L’expert se demande également ce qui va se passer lorsque les internautes délaisseront un réseau social. « Un jour, quelqu’un va arriver avec quelque chose de mieux que Facebook. Personne ne sera pris avec de gros investissements, puisque la logique est une publicité à la fois. Mais bâtir des auditoires et créer du contenu qui vit sur Facebook, ça représente quand même de petits investissements. » Et que dire des risques pour les consommateurs, dont les données personnelles circulent abondamment ? « Les internautes ont souvent l’impression que les réseaux sociaux sont gratuits, mais ce n’est pas le cas, souligne Charles Beaulieu. Facebook et Google savent à peu près tout de nos vies. Il faut se demander ce qu’on rend disponible comme information : il y a toujours un risque que ça tombe entre de mauvaises mains. »

Étude de cas
Frank & Oak, à l'avant-garde

Pour l’entreprise montréalaise de vêtements pour hommes, dont le succès repose sur sa présence en ligne, suivre les nouveaux formats de publicité sur les réseaux sociaux constituait une évidence. 

Frank & Oak, fondée en 2012, exploitait une boutique en ligne bien avant d’avoir pignon sur rue. Aujourd’hui, alors qu’elle a ouvert 10 succursales au Canada et aux États-Unis, presque tous les employés touchent à la stratégie des réseaux sociaux de près ou de loin dans l’équipe, affirme le président et cofondateur, Ethan Song. « Notre stratégie, c’est de faire de la publicité unique pour chaque canal, relate-t-il. Il faut aussi que la pub ait un côté storytelling, qui engage l’utilisateur. »

Par le passé, un fabricant de vêtements pouvait produire une campagne de publicité par saison, mais maintenant, ce n’est plus suffisant. « En ce moment, il faut produire du nouveau contenu presque toutes les semaines. »

Ce qui prend le plus de temps, selon l’entrepreneur, est de bien comprendre l’interaction du client avec chaque réseau social. « Un post commandité sur Facebook ou Instagram, ce n’est pas la même chose. » Instagram, par exemple, s’avère excellent pour la mode, fait-il remarquer, mais la vidéo y fonctionne moins bien que sur Facebook.

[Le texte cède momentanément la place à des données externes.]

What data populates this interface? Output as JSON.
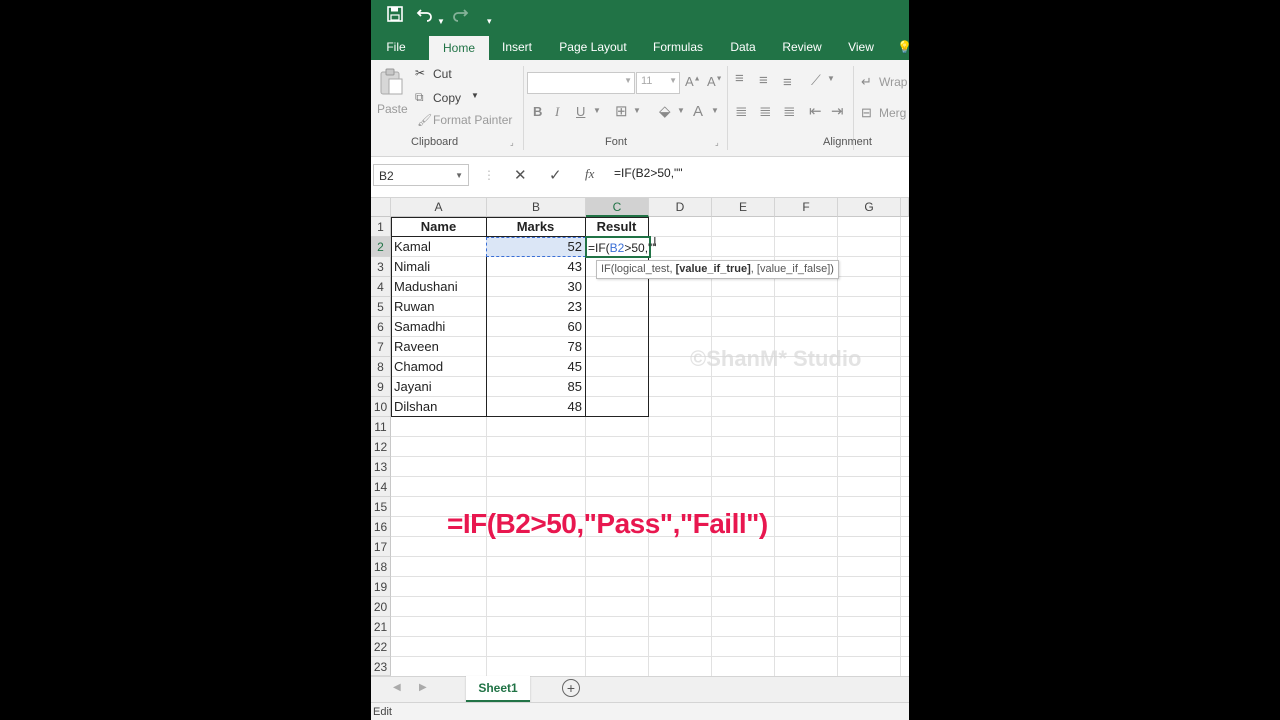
{
  "quick_access": {
    "save_icon": "save-icon",
    "undo_icon": "undo-icon",
    "redo_icon": "redo-icon",
    "customize_icon": "customize-icon"
  },
  "tabs": [
    "File",
    "Home",
    "Insert",
    "Page Layout",
    "Formulas",
    "Data",
    "Review",
    "View"
  ],
  "active_tab": "Home",
  "ribbon": {
    "clipboard": {
      "paste": "Paste",
      "cut": "Cut",
      "copy": "Copy",
      "format_painter": "Format Painter",
      "label": "Clipboard"
    },
    "font": {
      "font_name": "",
      "font_size": "11",
      "bold": "B",
      "italic": "I",
      "underline": "U",
      "label": "Font"
    },
    "alignment": {
      "wrap": "Wrap",
      "merge": "Merg",
      "label": "Alignment"
    }
  },
  "formula_bar": {
    "name_box": "B2",
    "cancel": "✕",
    "enter": "✓",
    "fx": "fx",
    "formula": "=IF(B2>50,\"\""
  },
  "columns": [
    "A",
    "B",
    "C",
    "D",
    "E",
    "F",
    "G"
  ],
  "rows": [
    "1",
    "2",
    "3",
    "4",
    "5",
    "6",
    "7",
    "8",
    "9",
    "10",
    "11",
    "12",
    "13",
    "14",
    "15",
    "16",
    "17",
    "18",
    "19",
    "20",
    "21",
    "22",
    "23"
  ],
  "table": {
    "headers": [
      "Name",
      "Marks",
      "Result"
    ],
    "data": [
      {
        "name": "Kamal",
        "marks": "52"
      },
      {
        "name": "Nimali",
        "marks": "43"
      },
      {
        "name": "Madushani",
        "marks": "30"
      },
      {
        "name": "Ruwan",
        "marks": "23"
      },
      {
        "name": "Samadhi",
        "marks": "60"
      },
      {
        "name": "Raveen",
        "marks": "78"
      },
      {
        "name": "Chamod",
        "marks": "45"
      },
      {
        "name": "Jayani",
        "marks": "85"
      },
      {
        "name": "Dilshan",
        "marks": "48"
      }
    ],
    "editing_cell": {
      "prefix": "=IF(",
      "ref": "B2",
      "suffix": ">50,\"\""
    }
  },
  "tooltip": {
    "prefix": "IF(logical_test, ",
    "bold": "[value_if_true]",
    "suffix": ", [value_if_false])"
  },
  "overlay_text": "=IF(B2>50,\"Pass\",\"Faill\")",
  "watermark": "©ShanM* Studio",
  "sheet_tab": "Sheet1",
  "status": "Edit",
  "colors": {
    "excel_green": "#217346",
    "overlay_pink": "#e8174f",
    "ref_blue": "#3b6fd6"
  }
}
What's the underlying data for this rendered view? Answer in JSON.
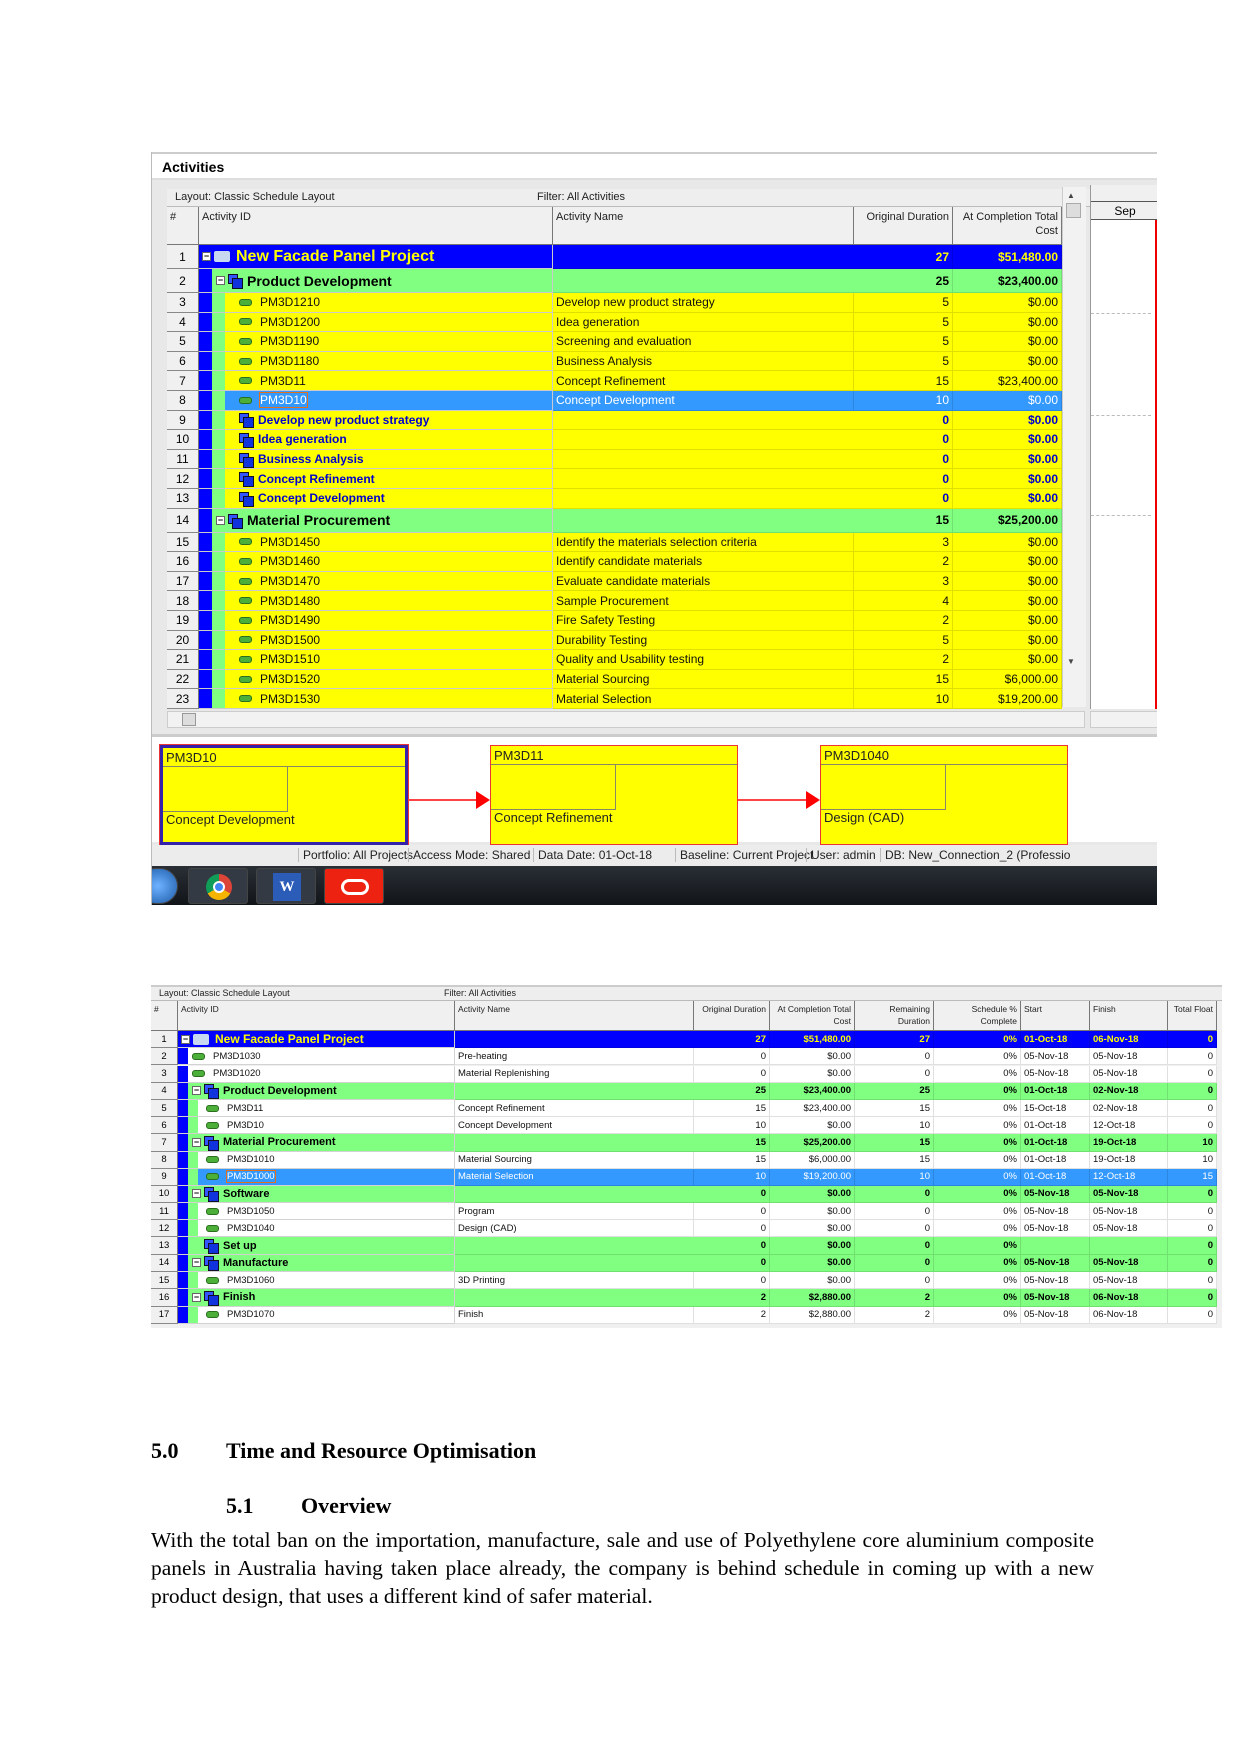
{
  "colors": {
    "project": "#0000ff",
    "wbs": "#80ff80",
    "activity": "#ffff00",
    "selected": "#3399ff"
  },
  "window1": {
    "title": "Activities",
    "layout": "Layout: Classic Schedule Layout",
    "filter": "Filter: All Activities",
    "headers": [
      "#",
      "Activity ID",
      "Activity Name",
      "Original Duration",
      "At Completion Total Cost"
    ],
    "gantt_header": "Sep",
    "rows": [
      {
        "n": "1",
        "type": "project",
        "id": "New Facade Panel Project",
        "name": "",
        "od": "27",
        "cost": "$51,480.00"
      },
      {
        "n": "2",
        "type": "wbs",
        "id": "Product Development",
        "name": "",
        "od": "25",
        "cost": "$23,400.00"
      },
      {
        "n": "3",
        "type": "act",
        "id": "PM3D1210",
        "name": "Develop new product strategy",
        "od": "5",
        "cost": "$0.00"
      },
      {
        "n": "4",
        "type": "act",
        "id": "PM3D1200",
        "name": "Idea generation",
        "od": "5",
        "cost": "$0.00"
      },
      {
        "n": "5",
        "type": "act",
        "id": "PM3D1190",
        "name": "Screening and evaluation",
        "od": "5",
        "cost": "$0.00"
      },
      {
        "n": "6",
        "type": "act",
        "id": "PM3D1180",
        "name": "Business Analysis",
        "od": "5",
        "cost": "$0.00"
      },
      {
        "n": "7",
        "type": "act",
        "id": "PM3D11",
        "name": "Concept Refinement",
        "od": "15",
        "cost": "$23,400.00"
      },
      {
        "n": "8",
        "type": "sel",
        "id": "PM3D10",
        "name": "Concept Development",
        "od": "10",
        "cost": "$0.00"
      },
      {
        "n": "9",
        "type": "wbsy",
        "id": "Develop new product strategy",
        "name": "",
        "od": "0",
        "cost": "$0.00"
      },
      {
        "n": "10",
        "type": "wbsy",
        "id": "Idea generation",
        "name": "",
        "od": "0",
        "cost": "$0.00"
      },
      {
        "n": "11",
        "type": "wbsy",
        "id": "Business Analysis",
        "name": "",
        "od": "0",
        "cost": "$0.00"
      },
      {
        "n": "12",
        "type": "wbsy",
        "id": "Concept Refinement",
        "name": "",
        "od": "0",
        "cost": "$0.00"
      },
      {
        "n": "13",
        "type": "wbsy",
        "id": "Concept Development",
        "name": "",
        "od": "0",
        "cost": "$0.00"
      },
      {
        "n": "14",
        "type": "wbs",
        "id": "Material Procurement",
        "name": "",
        "od": "15",
        "cost": "$25,200.00"
      },
      {
        "n": "15",
        "type": "act",
        "id": "PM3D1450",
        "name": "Identify the materials selection criteria",
        "od": "3",
        "cost": "$0.00"
      },
      {
        "n": "16",
        "type": "act",
        "id": "PM3D1460",
        "name": "Identify candidate materials",
        "od": "2",
        "cost": "$0.00"
      },
      {
        "n": "17",
        "type": "act",
        "id": "PM3D1470",
        "name": "Evaluate candidate materials",
        "od": "3",
        "cost": "$0.00"
      },
      {
        "n": "18",
        "type": "act",
        "id": "PM3D1480",
        "name": "Sample Procurement",
        "od": "4",
        "cost": "$0.00"
      },
      {
        "n": "19",
        "type": "act",
        "id": "PM3D1490",
        "name": "Fire Safety Testing",
        "od": "2",
        "cost": "$0.00"
      },
      {
        "n": "20",
        "type": "act",
        "id": "PM3D1500",
        "name": "Durability Testing",
        "od": "5",
        "cost": "$0.00"
      },
      {
        "n": "21",
        "type": "act",
        "id": "PM3D1510",
        "name": "Quality and Usability testing",
        "od": "2",
        "cost": "$0.00"
      },
      {
        "n": "22",
        "type": "act",
        "id": "PM3D1520",
        "name": "Material Sourcing",
        "od": "15",
        "cost": "$6,000.00"
      },
      {
        "n": "23",
        "type": "act",
        "id": "PM3D1530",
        "name": "Material Selection",
        "od": "10",
        "cost": "$19,200.00"
      }
    ],
    "network": [
      {
        "id": "PM3D10",
        "name": "Concept Development"
      },
      {
        "id": "PM3D11",
        "name": "Concept Refinement"
      },
      {
        "id": "PM3D1040",
        "name": "Design (CAD)"
      }
    ],
    "status": [
      "Portfolio: All Projects",
      "Access Mode: Shared",
      "Data Date: 01-Oct-18",
      "Baseline: Current Project",
      "User: admin",
      "DB: New_Connection_2 (Professio"
    ],
    "taskbar": [
      "start-icon",
      "chrome-icon",
      "word-icon",
      "oracle-icon"
    ]
  },
  "window2": {
    "layout": "Layout: Classic Schedule Layout",
    "filter": "Filter: All Activities",
    "headers": [
      "#",
      "Activity ID",
      "Activity Name",
      "Original Duration",
      "At Completion Total Cost",
      "Remaining Duration",
      "Schedule % Complete",
      "Start",
      "Finish",
      "Total Float"
    ],
    "rows": [
      {
        "n": "1",
        "type": "project",
        "lvl": 0,
        "id": "New Facade Panel Project",
        "name": "",
        "od": "27",
        "cost": "$51,480.00",
        "rd": "27",
        "pc": "0%",
        "start": "01-Oct-18",
        "finish": "06-Nov-18",
        "tf": "0"
      },
      {
        "n": "2",
        "type": "actw",
        "lvl": 1,
        "id": "PM3D1030",
        "name": "Pre-heating",
        "od": "0",
        "cost": "$0.00",
        "rd": "0",
        "pc": "0%",
        "start": "05-Nov-18",
        "finish": "05-Nov-18",
        "tf": "0"
      },
      {
        "n": "3",
        "type": "actw",
        "lvl": 1,
        "id": "PM3D1020",
        "name": "Material Replenishing",
        "od": "0",
        "cost": "$0.00",
        "rd": "0",
        "pc": "0%",
        "start": "05-Nov-18",
        "finish": "05-Nov-18",
        "tf": "0"
      },
      {
        "n": "4",
        "type": "wbs",
        "lvl": 1,
        "id": "Product Development",
        "name": "",
        "od": "25",
        "cost": "$23,400.00",
        "rd": "25",
        "pc": "0%",
        "start": "01-Oct-18",
        "finish": "02-Nov-18",
        "tf": "0"
      },
      {
        "n": "5",
        "type": "actw",
        "lvl": 2,
        "id": "PM3D11",
        "name": "Concept Refinement",
        "od": "15",
        "cost": "$23,400.00",
        "rd": "15",
        "pc": "0%",
        "start": "15-Oct-18",
        "finish": "02-Nov-18",
        "tf": "0"
      },
      {
        "n": "6",
        "type": "actw",
        "lvl": 2,
        "id": "PM3D10",
        "name": "Concept Development",
        "od": "10",
        "cost": "$0.00",
        "rd": "10",
        "pc": "0%",
        "start": "01-Oct-18",
        "finish": "12-Oct-18",
        "tf": "0"
      },
      {
        "n": "7",
        "type": "wbs",
        "lvl": 1,
        "id": "Material Procurement",
        "name": "",
        "od": "15",
        "cost": "$25,200.00",
        "rd": "15",
        "pc": "0%",
        "start": "01-Oct-18",
        "finish": "19-Oct-18",
        "tf": "10"
      },
      {
        "n": "8",
        "type": "actw",
        "lvl": 2,
        "id": "PM3D1010",
        "name": "Material Sourcing",
        "od": "15",
        "cost": "$6,000.00",
        "rd": "15",
        "pc": "0%",
        "start": "01-Oct-18",
        "finish": "19-Oct-18",
        "tf": "10"
      },
      {
        "n": "9",
        "type": "sel",
        "lvl": 2,
        "id": "PM3D1000",
        "name": "Material Selection",
        "od": "10",
        "cost": "$19,200.00",
        "rd": "10",
        "pc": "0%",
        "start": "01-Oct-18",
        "finish": "12-Oct-18",
        "tf": "15"
      },
      {
        "n": "10",
        "type": "wbs",
        "lvl": 1,
        "id": "Software",
        "name": "",
        "od": "0",
        "cost": "$0.00",
        "rd": "0",
        "pc": "0%",
        "start": "05-Nov-18",
        "finish": "05-Nov-18",
        "tf": "0"
      },
      {
        "n": "11",
        "type": "actw",
        "lvl": 2,
        "id": "PM3D1050",
        "name": "Program",
        "od": "0",
        "cost": "$0.00",
        "rd": "0",
        "pc": "0%",
        "start": "05-Nov-18",
        "finish": "05-Nov-18",
        "tf": "0"
      },
      {
        "n": "12",
        "type": "actw",
        "lvl": 2,
        "id": "PM3D1040",
        "name": "Design (CAD)",
        "od": "0",
        "cost": "$0.00",
        "rd": "0",
        "pc": "0%",
        "start": "05-Nov-18",
        "finish": "05-Nov-18",
        "tf": "0"
      },
      {
        "n": "13",
        "type": "wbs",
        "lvl": 1,
        "nofold": true,
        "id": "Set up",
        "name": "",
        "od": "0",
        "cost": "$0.00",
        "rd": "0",
        "pc": "0%",
        "start": "",
        "finish": "",
        "tf": "0"
      },
      {
        "n": "14",
        "type": "wbs",
        "lvl": 1,
        "id": "Manufacture",
        "name": "",
        "od": "0",
        "cost": "$0.00",
        "rd": "0",
        "pc": "0%",
        "start": "05-Nov-18",
        "finish": "05-Nov-18",
        "tf": "0"
      },
      {
        "n": "15",
        "type": "actw",
        "lvl": 2,
        "id": "PM3D1060",
        "name": "3D Printing",
        "od": "0",
        "cost": "$0.00",
        "rd": "0",
        "pc": "0%",
        "start": "05-Nov-18",
        "finish": "05-Nov-18",
        "tf": "0"
      },
      {
        "n": "16",
        "type": "wbs",
        "lvl": 1,
        "id": "Finish",
        "name": "",
        "od": "2",
        "cost": "$2,880.00",
        "rd": "2",
        "pc": "0%",
        "start": "05-Nov-18",
        "finish": "06-Nov-18",
        "tf": "0"
      },
      {
        "n": "17",
        "type": "actw",
        "lvl": 2,
        "id": "PM3D1070",
        "name": "Finish",
        "od": "2",
        "cost": "$2,880.00",
        "rd": "2",
        "pc": "0%",
        "start": "05-Nov-18",
        "finish": "06-Nov-18",
        "tf": "0"
      }
    ]
  },
  "doc": {
    "section_num": "5.0",
    "section_title": "Time and Resource Optimisation",
    "sub_num": "5.1",
    "sub_title": "Overview",
    "paragraph": "With the total ban on the importation, manufacture, sale and use of Polyethylene core aluminium composite panels in Australia having taken place already, the company is behind schedule in coming up with a new product design, that uses a different kind of safer material."
  }
}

Frank & Oak est considérée à l’avant-garde et se fait souvent offrir de tester de nouveaux formats pour les réseaux sociaux. « Nous avons une équipe spécialement consacrée à cela et nous réservons une partie de notre budget pour tester de nouveaux canaux », explique Ethan Song.

Le PDG considère toutefois que ces publicités ne sont pas hors de la portée des petites entreprises. 

« Au début, nous étions seulement cinq personnes ! Beaucoup de possibilités ne coûtent pas cher. Et l’idée n’est pas non plus de tirer partout, mais de choisir son réseau selon son auditoire. »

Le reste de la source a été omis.